With this expansion of genomics in cancer care comes new terminology and the need to translate this information to the patient with cancer. For example, in the genomics era, terms such as “mutation” quickly became confusing and outdated. When testing capacity could be expanded to incorporate genes with varying levels of evidence and testing expanded to encompass inherited and tumor genomics, it became essential to standardize and classify genetic changes. As a result, new terminology and classification criteria were developed to help laboratories consistently classify the pathogenicity of the genetic change and communicate consistent information about what are now termed “variants” to healthcare providers (Richards et al., 2015). Additional nursing genomic resources are listed in Figure 2.
Conclusion
Misconceptions about foundational genomic concepts persist (Read & Ward, 2018), and oncology nurses cannot accurately apply genomic knowledge in practice unless they have genomic literacy. The ONS Genomics Taxonomy was developed to serve as a foundation for oncology nurses to be fluent in genomic terms, the underlying concepts, and their applications in practice. Use of this standard taxonomy enhances communication among healthcare providers and supports nurses when they educate patients and families about genomic concepts. This taxonomy will continue to reflect the current evidence and support oncology nurses integrating genomics into their practice, facilitating safe, quality patient care.

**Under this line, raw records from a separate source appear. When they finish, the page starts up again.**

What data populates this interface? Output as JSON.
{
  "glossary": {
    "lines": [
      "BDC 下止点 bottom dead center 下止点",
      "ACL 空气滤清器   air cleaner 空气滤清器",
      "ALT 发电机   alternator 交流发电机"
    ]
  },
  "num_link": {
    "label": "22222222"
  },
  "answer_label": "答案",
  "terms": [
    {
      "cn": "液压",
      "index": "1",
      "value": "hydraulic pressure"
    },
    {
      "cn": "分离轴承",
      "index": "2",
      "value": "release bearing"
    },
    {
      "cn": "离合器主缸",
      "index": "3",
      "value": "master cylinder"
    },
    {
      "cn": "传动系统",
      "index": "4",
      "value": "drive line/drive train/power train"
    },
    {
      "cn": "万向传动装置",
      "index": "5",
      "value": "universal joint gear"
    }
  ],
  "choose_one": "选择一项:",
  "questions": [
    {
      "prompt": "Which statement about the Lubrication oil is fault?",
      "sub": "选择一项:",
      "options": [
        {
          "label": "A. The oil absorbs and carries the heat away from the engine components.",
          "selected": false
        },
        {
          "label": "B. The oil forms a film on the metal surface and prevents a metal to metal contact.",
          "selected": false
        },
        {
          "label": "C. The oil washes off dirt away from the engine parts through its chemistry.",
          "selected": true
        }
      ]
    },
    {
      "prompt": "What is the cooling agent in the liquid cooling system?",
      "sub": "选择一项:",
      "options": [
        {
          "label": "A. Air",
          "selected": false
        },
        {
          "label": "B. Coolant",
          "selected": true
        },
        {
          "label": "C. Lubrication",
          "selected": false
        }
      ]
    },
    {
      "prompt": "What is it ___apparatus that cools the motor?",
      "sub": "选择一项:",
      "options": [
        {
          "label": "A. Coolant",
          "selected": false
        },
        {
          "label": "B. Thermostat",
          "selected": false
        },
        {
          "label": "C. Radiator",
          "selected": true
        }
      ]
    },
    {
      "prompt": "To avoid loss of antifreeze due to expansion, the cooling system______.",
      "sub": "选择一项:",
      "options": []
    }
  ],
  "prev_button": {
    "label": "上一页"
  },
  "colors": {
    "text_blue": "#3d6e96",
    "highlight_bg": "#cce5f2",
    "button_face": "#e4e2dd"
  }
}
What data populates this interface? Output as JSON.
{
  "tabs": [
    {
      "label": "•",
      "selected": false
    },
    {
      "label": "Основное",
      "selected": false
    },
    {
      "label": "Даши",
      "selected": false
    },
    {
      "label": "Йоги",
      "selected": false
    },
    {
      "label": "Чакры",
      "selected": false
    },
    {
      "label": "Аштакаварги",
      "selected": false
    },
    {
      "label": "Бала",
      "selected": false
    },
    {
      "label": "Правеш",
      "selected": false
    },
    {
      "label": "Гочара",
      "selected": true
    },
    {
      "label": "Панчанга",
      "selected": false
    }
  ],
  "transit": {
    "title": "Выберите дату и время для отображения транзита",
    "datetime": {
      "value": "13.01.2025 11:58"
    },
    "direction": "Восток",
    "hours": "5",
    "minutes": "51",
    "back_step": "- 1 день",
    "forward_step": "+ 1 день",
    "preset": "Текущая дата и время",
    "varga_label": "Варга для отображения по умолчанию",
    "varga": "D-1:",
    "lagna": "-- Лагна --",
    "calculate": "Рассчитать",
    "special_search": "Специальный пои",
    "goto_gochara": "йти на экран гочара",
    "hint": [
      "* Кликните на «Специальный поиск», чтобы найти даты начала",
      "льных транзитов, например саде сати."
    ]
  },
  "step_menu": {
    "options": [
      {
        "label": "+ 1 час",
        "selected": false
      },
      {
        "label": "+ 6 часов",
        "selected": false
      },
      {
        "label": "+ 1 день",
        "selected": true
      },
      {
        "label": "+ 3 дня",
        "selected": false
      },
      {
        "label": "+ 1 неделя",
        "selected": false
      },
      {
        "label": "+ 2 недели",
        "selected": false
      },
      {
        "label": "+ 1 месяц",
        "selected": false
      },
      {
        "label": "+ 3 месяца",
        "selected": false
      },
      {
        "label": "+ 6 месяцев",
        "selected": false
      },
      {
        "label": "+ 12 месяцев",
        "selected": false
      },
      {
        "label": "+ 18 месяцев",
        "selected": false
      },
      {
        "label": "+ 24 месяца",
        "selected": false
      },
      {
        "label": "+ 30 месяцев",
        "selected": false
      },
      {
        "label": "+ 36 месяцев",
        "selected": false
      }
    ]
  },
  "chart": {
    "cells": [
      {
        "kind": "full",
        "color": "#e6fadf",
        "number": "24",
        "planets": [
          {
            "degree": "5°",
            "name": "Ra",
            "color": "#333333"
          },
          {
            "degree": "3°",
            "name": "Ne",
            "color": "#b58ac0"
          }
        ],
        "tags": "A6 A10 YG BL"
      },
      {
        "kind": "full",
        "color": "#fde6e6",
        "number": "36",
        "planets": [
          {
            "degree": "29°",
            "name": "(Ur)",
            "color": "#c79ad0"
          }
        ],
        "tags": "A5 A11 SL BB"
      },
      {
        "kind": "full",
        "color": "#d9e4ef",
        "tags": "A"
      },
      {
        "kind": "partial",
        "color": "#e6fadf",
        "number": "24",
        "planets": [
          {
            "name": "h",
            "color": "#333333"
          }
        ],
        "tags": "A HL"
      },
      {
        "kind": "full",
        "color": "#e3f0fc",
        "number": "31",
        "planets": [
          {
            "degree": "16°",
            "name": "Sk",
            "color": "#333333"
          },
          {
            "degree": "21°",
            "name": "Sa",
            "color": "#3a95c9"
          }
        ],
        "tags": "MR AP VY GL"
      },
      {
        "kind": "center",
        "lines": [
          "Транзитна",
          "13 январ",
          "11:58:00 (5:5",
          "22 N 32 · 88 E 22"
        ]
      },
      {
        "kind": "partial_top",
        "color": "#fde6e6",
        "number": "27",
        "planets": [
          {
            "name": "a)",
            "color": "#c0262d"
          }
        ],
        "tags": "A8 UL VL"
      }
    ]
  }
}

The authors gratefully acknowledge the Oncology Nursing Society Genomics Advisory Board members Elisabeth King, RN, FNP, AOCNP®, AGN, Suzanne M.Mahon, DNS, RN, AOCN®, AGN-BC, FAAN, Mary L. Schmitt, MS, APRN, FNP-BC, AOCNP®, and Kelliann C. Fee-Schroeder, BSN, RN, OCN®, for their review of the taxonomy.
About the Author(s)
Patricia Friend, PhD, APRN-CNS, AOCNS®, AGN-BC, is an associate professor and program director in the Marcella Niehoff School of Nursing at Loyola University Chicago in Illinois; Erin Dickman, MS, RN, OCN®, is an oncology clinical specialist at the Oncology Nursing Society in Pittsburgh, PA; and Kathleen Calzone, PhD, RN, AGN-BC, FAAN, is a research geneticist in the Genetics Branch of the Center for Cancer Research at the National Cancer Institute, National Institutes of Health, in Bethesda, MD. The authors take full responsibility for this content. This project received in-kind support from the Intramural Research Program of the National Institutes of Health, National Cancer Institute. Friend can be reached at pfriend@luc.edu, with copy to CJONEditor@ons.org.
References
Aiello, L.B. (2017). Genomics education: Knowledge of nurses across the profession and integration into practice. Clinical Journal of Oncology Nursing, 21(6), 747–753. https://doi.org/10.1188/17.CJON.747-753
Bever, L. (2017, October 24). ‘Damaged for the rest of my life’: Woman says surgeons mistakenly removed her breasts and uterus. Washington Post. https://www.washingtonpost.com/news/to-your-health/wp/2017/10/24/damage…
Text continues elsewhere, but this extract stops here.